Lire aussi:Togo : une transformation économique à la peine [EPTE OCDE]
Mais ce soulagement apparent contraste avec une réalité bien plus préoccupante exposée à la page 21 du document : selon l’analyse de viabilité de la dette (AVD), le Togo présente un « risque global de surendettement élevé ». Ce constat, émis par le Comité national de la dette publique (CNDP), vient contredire la tonalité rassurante adoptée dans la conclusion finale du rapport (page 23), qui évoque une trajectoire « soutenable » et « sous contrôle ».
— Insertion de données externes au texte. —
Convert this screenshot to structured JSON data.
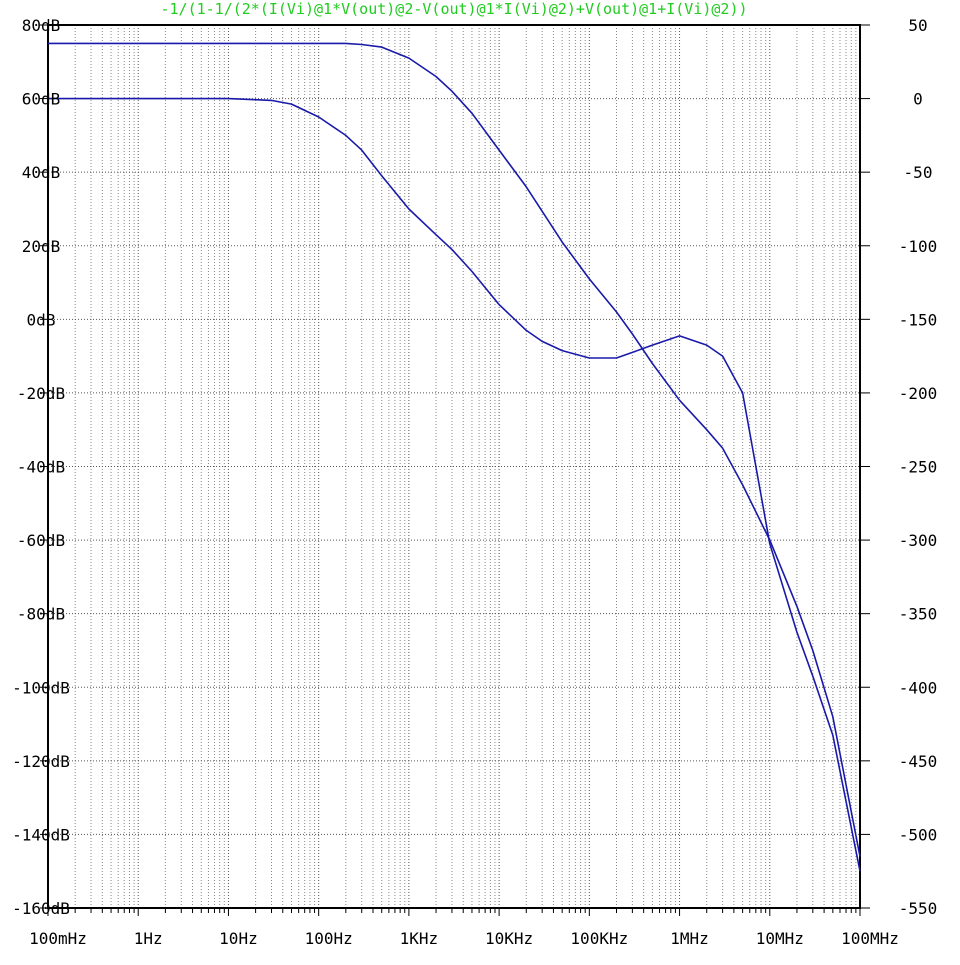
{
  "chart_data": {
    "type": "line",
    "title": "-1/(1-1/(2*(I(Vi)@1*V(out)@2-V(out)@1*I(Vi)@2)+V(out)@1+I(Vi)@2))",
    "x_scale": "log",
    "xlim": [
      0.1,
      100000000
    ],
    "x_ticks": [
      {
        "value": 0.1,
        "label": "100mHz"
      },
      {
        "value": 1,
        "label": "1Hz"
      },
      {
        "value": 10,
        "label": "10Hz"
      },
      {
        "value": 100,
        "label": "100Hz"
      },
      {
        "value": 1000,
        "label": "1KHz"
      },
      {
        "value": 10000,
        "label": "10KHz"
      },
      {
        "value": 100000,
        "label": "100KHz"
      },
      {
        "value": 1000000,
        "label": "1MHz"
      },
      {
        "value": 10000000,
        "label": "10MHz"
      },
      {
        "value": 100000000,
        "label": "100MHz"
      }
    ],
    "ylim_left": [
      -160,
      80
    ],
    "y_ticks_left": [
      {
        "value": 80,
        "label": "80dB"
      },
      {
        "value": 60,
        "label": "60dB"
      },
      {
        "value": 40,
        "label": "40dB"
      },
      {
        "value": 20,
        "label": "20dB"
      },
      {
        "value": 0,
        "label": "0dB"
      },
      {
        "value": -20,
        "label": "-20dB"
      },
      {
        "value": -40,
        "label": "-40dB"
      },
      {
        "value": -60,
        "label": "-60dB"
      },
      {
        "value": -80,
        "label": "-80dB"
      },
      {
        "value": -100,
        "label": "-100dB"
      },
      {
        "value": -120,
        "label": "-120dB"
      },
      {
        "value": -140,
        "label": "-140dB"
      },
      {
        "value": -160,
        "label": "-160dB"
      }
    ],
    "ylim_right": [
      -550,
      50
    ],
    "y_ticks_right": [
      {
        "value": 50,
        "label": "50"
      },
      {
        "value": 0,
        "label": "0"
      },
      {
        "value": -50,
        "label": "-50"
      },
      {
        "value": -100,
        "label": "-100"
      },
      {
        "value": -150,
        "label": "-150"
      },
      {
        "value": -200,
        "label": "-200"
      },
      {
        "value": -250,
        "label": "-250"
      },
      {
        "value": -300,
        "label": "-300"
      },
      {
        "value": -350,
        "label": "-350"
      },
      {
        "value": -400,
        "label": "-400"
      },
      {
        "value": -450,
        "label": "-450"
      },
      {
        "value": -500,
        "label": "-500"
      },
      {
        "value": -550,
        "label": "-550"
      }
    ],
    "grid": true,
    "series": [
      {
        "axis": "left",
        "line_style": "solid",
        "x": [
          0.1,
          1,
          10,
          100,
          200,
          300,
          500,
          1000,
          2000,
          3000,
          5000,
          10000,
          20000,
          50000,
          100000,
          200000,
          300000,
          500000,
          1000000,
          2000000,
          3000000,
          5000000,
          10000000,
          20000000,
          30000000,
          50000000,
          100000000
        ],
        "y": [
          75,
          75,
          75,
          75,
          75,
          74.7,
          74,
          71,
          66,
          62,
          56,
          46,
          36,
          21,
          11,
          2,
          -4,
          -12,
          -22,
          -30,
          -35,
          -45,
          -60,
          -78,
          -90,
          -108,
          -146
        ]
      },
      {
        "axis": "left",
        "line_style": "solid",
        "x": [
          0.1,
          1,
          10,
          20,
          30,
          50,
          100,
          200,
          300,
          500,
          1000,
          2000,
          3000,
          5000,
          10000,
          20000,
          30000,
          50000,
          100000,
          200000,
          300000,
          500000,
          1000000,
          2000000,
          3000000,
          5000000,
          10000000,
          20000000,
          30000000,
          50000000,
          100000000
        ],
        "y": [
          60,
          60,
          60,
          59.7,
          59.5,
          58.5,
          55,
          50,
          46,
          39,
          30,
          23,
          19,
          13,
          4,
          -3,
          -6,
          -8.5,
          -10.5,
          -10.5,
          -9,
          -7,
          -4.5,
          -7,
          -10,
          -20,
          -61,
          -85,
          -97,
          -113,
          -150
        ]
      }
    ]
  }
}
Des prévisions dépassées, un recours plus élevé à l’endettement
Autre point de friction : le taux d’exécution du plan de financement pour l’année 2024, qui atteint 104,4 %. Le gouvernement a donc mobilisé davantage de ressources que prévu, notamment sur le marché intérieur. Cette sur-exécution, bien qu’expliquée par des besoins imprévus liés à des retards de mobilisation externe, soulève la question de la rigueur dans la planification budgétaire.
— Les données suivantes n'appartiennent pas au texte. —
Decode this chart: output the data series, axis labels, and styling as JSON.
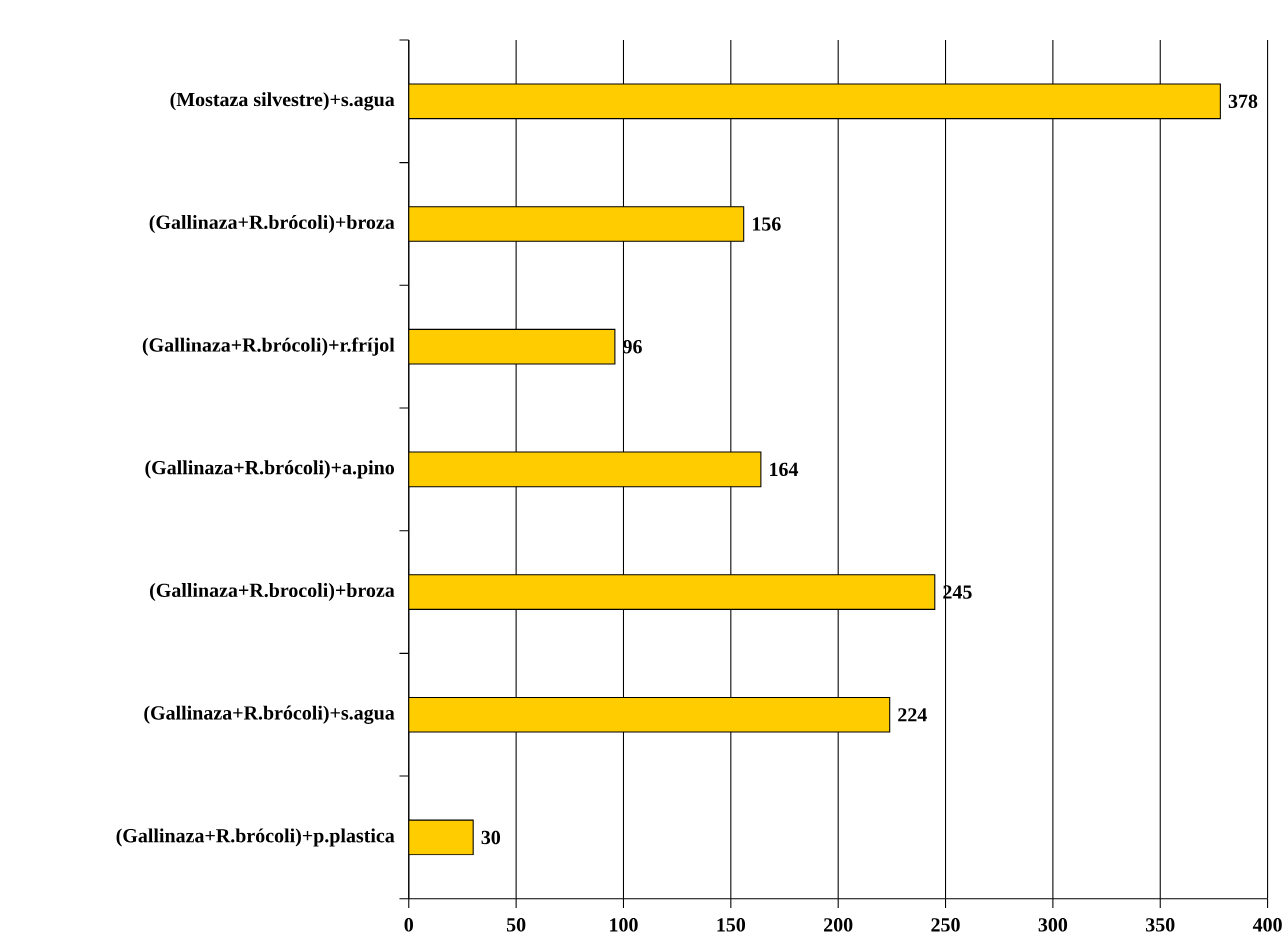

Dans le même temps, le service de la dette a lui aussi été supérieur aux prévisions (562,5 milliards de FCFA réalisés contre 552,7 milliards prévus), accentuant la pression sur les finances publiques.
Une exposition inquiétante à la dette à court terme
Le rapport indique que 21,83 % de la dette intérieure arrive à échéance dans les 12 mois, un niveau particulièrement élevé dans un contexte de resserrement global des conditions de refinancement. Ce chiffre, mentionné page 21, suggère une vulnérabilité à court terme qui pourrait mettre à mal les équilibres de trésorerie de l’État.
Or, cette information préoccupante est à peine évoquée dans les paragraphes de conclusion, qui insistent davantage sur les projections de retour au seuil de 60 % du PIB d’ici 2026.

Un discours de conclusion en décalage avec les données
La page 23 du rapport synthétise les perspectives de la dette publique togolaise en des termes résolument positifs. On y lit notamment que la politique de gestion de la dette est « efficace » et que « les objectifs sont en passe d’être atteints ».
Cette conclusion tranche avec les multiples alertes du corps du rapport :
- Surendettement jugé élevé ;
- Tension sur le refinancement à court terme ;
- Déficits plus importants que prévu ;
- Charge croissante du service de la dette (14 % des recettes publiques y sont consacrées).
Ce décalage soulève la question de la cohérence entre les diagnostics techniques du rapport et les éléments de langage utilisés pour sa présentation publique.
Une forme soignée, mais une erreur visible
Au-delà du fond, la forme du rapport soulève elle aussi quelques interrogations. En couverture, l’image illustrant le document porte un filigrane visible de la banque d’image iStock, suggérant qu’elle n’a pas été achetée sous licence commerciale. Un détail qui pourrait passer inaperçu, mais qui manque de rigueur pour un document institutionnel d’une telle importance.

Une vigilance toujours de mise
Ce rapport, bien que riche en données, laisse une impression ambivalente. Il révèle des déséquilibres réels dans la gestion de la dette publique, tout en présentant une communication institutionnelle lissée, marquée par une volonté manifeste de rassurer.
La dette publique est un sujet sérieux, engageant la souveraineté financière et l’avenir social du pays. Elle mérite, de la part des autorités comme des citoyens, une lecture attentive, une transparence constante, et une communication alignée avec la réalité.